这话要是沈容听见了, 当场就要反驳,因为她不仅没睡, 并且早早地就起来了。

    李冀这人当着她的面儿给秦顾塞女人的事儿,她可还没忘呢!

    白说之和几个锦衣卫昨晚上跳下窜一晚上,总算查出了点名堂。

    李冀此人在株洲城的名声不好,但在外头却一点风声没漏。

    白说之领着几个兄弟查了许久, 终于在李冀一个小妾嘴里听出了点名堂。

    这李冀手里养的一群恶霸,这群恶霸别的不干,就是定期定时的去各家各户搜刮民膏。

    一开始百姓们还会去府衙告状,后来恶霸没事儿, 去告状的百姓们反倒出了事儿。

    时间久了,百姓们就明白了这是有人官官相护,他们有苦说不出。

    但问题是李冀私自搜刮的那些民膏都在哪儿呢?

    天已大亮, 株洲城内也渐渐苏醒,小贩们推着自己的物品准备早市。

    而株洲城不似京都,京都的百姓们每天脸上都是一片朝气,是生在繁荣生在天子脚下的那种自信,对未来生活的向往。

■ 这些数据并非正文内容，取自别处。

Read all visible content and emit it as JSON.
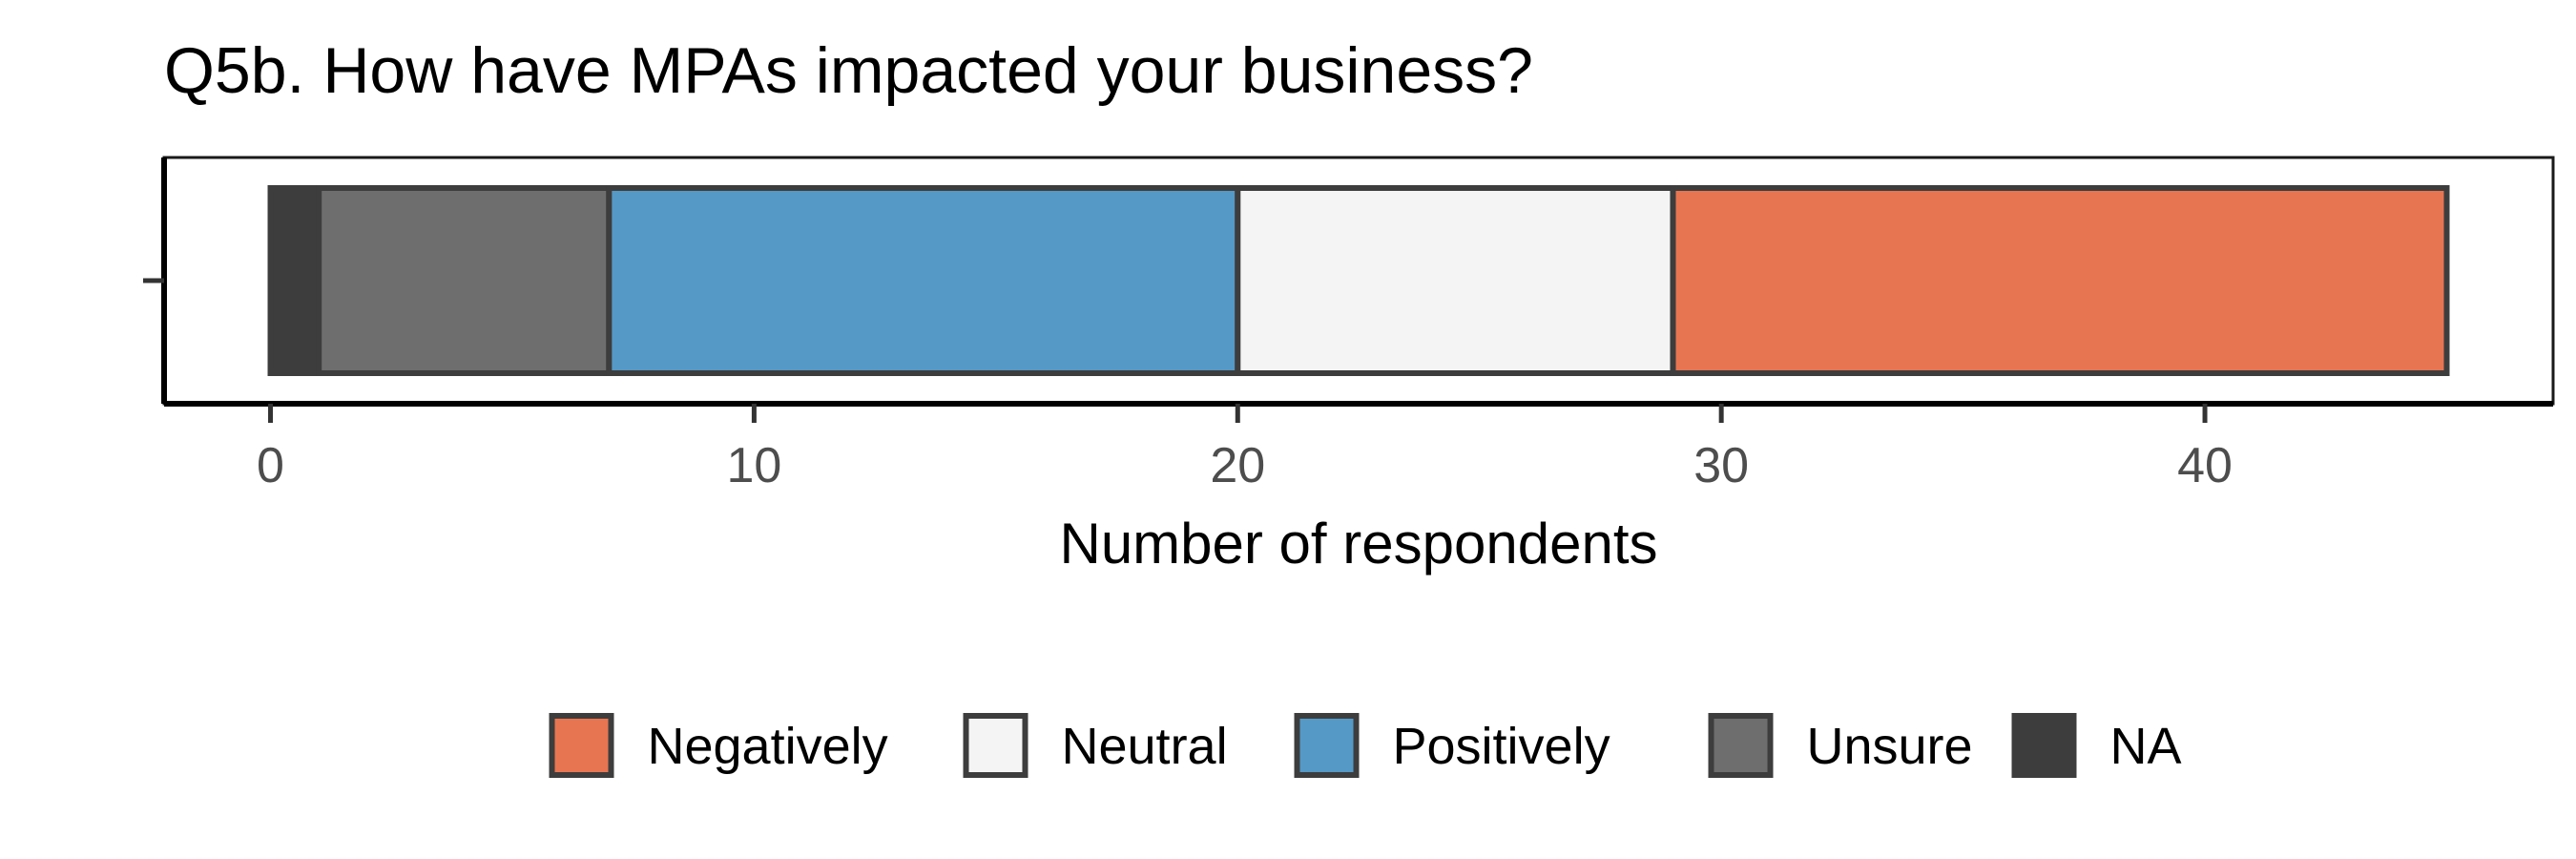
{
  "chart_data": {
    "type": "bar",
    "orientation": "horizontal",
    "stacked": true,
    "title": "Q5b. How have MPAs impacted your business?",
    "xlabel": "Number of respondents",
    "ylabel": "",
    "xlim": [
      -2.2,
      47.2
    ],
    "xticks": [
      0,
      10,
      20,
      30,
      40
    ],
    "grid": false,
    "legend_position": "bottom",
    "stack_order": [
      "NA",
      "Unsure",
      "Positively",
      "Neutral",
      "Negatively"
    ],
    "series": [
      {
        "name": "Negatively",
        "value": 16,
        "color": "#E87551"
      },
      {
        "name": "Neutral",
        "value": 9,
        "color": "#F4F4F4"
      },
      {
        "name": "Positively",
        "value": 13,
        "color": "#5599C6"
      },
      {
        "name": "Unsure",
        "value": 6,
        "color": "#6E6E6E"
      },
      {
        "name": "NA",
        "value": 1,
        "color": "#3D3D3D"
      }
    ],
    "bar_outline_color": "#3D3D3D"
  }
}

    可这儿的百姓们脸上一片死气沉沉,半点不见朝气,让白说之瞧着都觉得十分不适。

    他让几个兄弟回去睡觉了,正准备回郡守府向沈容报告,余光却看到前面一个早餐摊站着的一个人影像极了沈大人。

    白说之几步走上前,果然是沈容。

    他有些惊讶,出声问道,“大人?”

    沈容含着包子扭头看到白说之那张惊讶的脸,她早上起床饿了,想出来逛逛株洲城怎么了?

    为什么看到她这么惊讶?

    沈容含糊不清的说,“你也来吃早饭啊?”

    白说之干脆也坐下,他看了看周围,小声跟沈容汇报道,“大人,你昨晚不是叫属下查查这李冀,我们查出这李冀利用当地恶霸搜刮了很多民膏。但就不知道他将搜刮来的钱藏在哪儿了。”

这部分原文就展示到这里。